Belum lagi keriuhan dan banyak orang bertengkar di media sosial. Istilah Twitwar tentu menjadi istilah yang akrab di telinga. Isi kolom komentar yang menyakitkan tanpa saringan jadi makanan sehari-hari.
Semuanya sudah berbeda sekarang. Generasi Z tidak bisa dipungkiri memang lebih sadar teknologi. Generasi Z adalah generasi yang muncul setelah generasi milenial. Kira-kira mereka yang lahir pertengahan 1990-an sampai 2000-an.

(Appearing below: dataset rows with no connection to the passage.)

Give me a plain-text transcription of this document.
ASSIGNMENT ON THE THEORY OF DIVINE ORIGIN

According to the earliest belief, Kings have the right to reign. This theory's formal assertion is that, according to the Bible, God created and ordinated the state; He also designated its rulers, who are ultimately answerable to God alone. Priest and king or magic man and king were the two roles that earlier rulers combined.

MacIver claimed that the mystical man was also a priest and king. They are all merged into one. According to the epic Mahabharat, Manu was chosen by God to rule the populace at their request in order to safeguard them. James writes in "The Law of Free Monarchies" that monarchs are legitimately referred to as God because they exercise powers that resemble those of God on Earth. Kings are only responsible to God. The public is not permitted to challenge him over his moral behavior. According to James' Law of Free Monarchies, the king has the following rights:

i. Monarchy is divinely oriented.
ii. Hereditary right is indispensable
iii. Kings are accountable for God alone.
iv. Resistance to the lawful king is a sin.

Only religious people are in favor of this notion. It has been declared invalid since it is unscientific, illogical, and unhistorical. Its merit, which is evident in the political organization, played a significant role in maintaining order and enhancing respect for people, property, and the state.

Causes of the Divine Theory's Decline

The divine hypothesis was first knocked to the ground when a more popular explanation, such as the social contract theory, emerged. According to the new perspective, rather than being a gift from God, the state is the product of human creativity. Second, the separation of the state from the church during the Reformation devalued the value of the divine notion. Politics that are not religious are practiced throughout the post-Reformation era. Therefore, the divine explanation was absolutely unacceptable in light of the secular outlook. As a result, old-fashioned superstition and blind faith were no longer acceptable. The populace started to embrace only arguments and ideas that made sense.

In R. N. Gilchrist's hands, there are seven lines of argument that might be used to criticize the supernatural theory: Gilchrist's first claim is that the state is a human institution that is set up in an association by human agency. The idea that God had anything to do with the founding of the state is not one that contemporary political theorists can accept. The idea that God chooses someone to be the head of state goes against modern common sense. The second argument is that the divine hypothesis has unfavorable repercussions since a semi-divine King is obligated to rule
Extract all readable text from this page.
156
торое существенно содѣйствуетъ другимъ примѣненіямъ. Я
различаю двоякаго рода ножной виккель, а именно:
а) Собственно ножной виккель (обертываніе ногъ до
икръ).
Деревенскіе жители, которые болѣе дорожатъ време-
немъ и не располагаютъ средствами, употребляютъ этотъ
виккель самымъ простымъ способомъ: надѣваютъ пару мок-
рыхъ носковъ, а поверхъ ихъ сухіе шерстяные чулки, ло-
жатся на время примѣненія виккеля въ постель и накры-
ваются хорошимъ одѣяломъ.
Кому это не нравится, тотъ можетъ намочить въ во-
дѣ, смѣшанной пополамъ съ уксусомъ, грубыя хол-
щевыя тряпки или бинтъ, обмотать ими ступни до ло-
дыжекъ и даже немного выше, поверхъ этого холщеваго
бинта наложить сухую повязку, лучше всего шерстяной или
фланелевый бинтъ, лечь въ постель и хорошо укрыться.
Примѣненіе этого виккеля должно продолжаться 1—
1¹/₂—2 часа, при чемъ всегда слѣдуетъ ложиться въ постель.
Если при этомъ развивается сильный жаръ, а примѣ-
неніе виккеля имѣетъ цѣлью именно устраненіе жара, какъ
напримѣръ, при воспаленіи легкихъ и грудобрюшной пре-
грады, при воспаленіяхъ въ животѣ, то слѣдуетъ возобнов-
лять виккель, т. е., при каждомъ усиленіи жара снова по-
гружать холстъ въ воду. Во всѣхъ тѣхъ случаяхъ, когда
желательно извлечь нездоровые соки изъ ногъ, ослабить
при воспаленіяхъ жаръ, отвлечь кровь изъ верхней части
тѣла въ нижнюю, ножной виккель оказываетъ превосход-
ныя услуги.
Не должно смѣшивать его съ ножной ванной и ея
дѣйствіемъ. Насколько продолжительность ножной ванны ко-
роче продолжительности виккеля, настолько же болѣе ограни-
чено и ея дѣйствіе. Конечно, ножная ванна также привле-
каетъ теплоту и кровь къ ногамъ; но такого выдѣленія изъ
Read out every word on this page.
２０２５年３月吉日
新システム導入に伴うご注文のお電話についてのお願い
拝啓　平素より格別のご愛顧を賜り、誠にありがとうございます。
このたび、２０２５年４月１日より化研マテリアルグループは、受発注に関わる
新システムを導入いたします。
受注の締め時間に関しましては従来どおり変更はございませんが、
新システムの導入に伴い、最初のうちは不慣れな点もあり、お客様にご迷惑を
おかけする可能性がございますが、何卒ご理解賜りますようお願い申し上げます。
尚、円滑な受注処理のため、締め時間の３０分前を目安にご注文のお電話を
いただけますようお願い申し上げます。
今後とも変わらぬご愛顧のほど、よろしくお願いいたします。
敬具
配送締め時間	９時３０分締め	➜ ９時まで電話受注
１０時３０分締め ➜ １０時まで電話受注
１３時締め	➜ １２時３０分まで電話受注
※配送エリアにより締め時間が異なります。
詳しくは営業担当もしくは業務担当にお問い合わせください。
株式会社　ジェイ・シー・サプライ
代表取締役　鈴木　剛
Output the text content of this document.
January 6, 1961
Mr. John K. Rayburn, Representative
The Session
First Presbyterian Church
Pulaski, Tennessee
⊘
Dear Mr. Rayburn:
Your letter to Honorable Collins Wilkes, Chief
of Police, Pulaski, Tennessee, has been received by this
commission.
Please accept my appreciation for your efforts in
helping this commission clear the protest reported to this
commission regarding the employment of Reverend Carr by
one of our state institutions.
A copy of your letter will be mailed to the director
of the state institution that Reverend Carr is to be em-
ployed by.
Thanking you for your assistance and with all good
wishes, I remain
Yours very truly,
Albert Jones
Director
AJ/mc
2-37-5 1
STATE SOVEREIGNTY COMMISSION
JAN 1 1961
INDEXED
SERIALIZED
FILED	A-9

Mereka tumbuh dan hidup dengan dikeliling teknologi. Citra diri menjadi penting. Kalau hari ini foto di gerai kopi Amerika, besok bisa jadi foto dengan makanan mewah di restoran berkelas.
Gen Z adalah generasi media sosial. Menurut survei Global News, mereka menghabiskan sekitar 10 jam online. Jauh berbeda dengan generasi saya, generasi milenial akhir.
Internet akan terus berubah dan berkembang. Tapi, saya tidak akan pernah lupa rasanya saat bersenang-senang dengan internet saat memandangi foto-foto lama bersama teman-teman dimana kami tertawa lepas.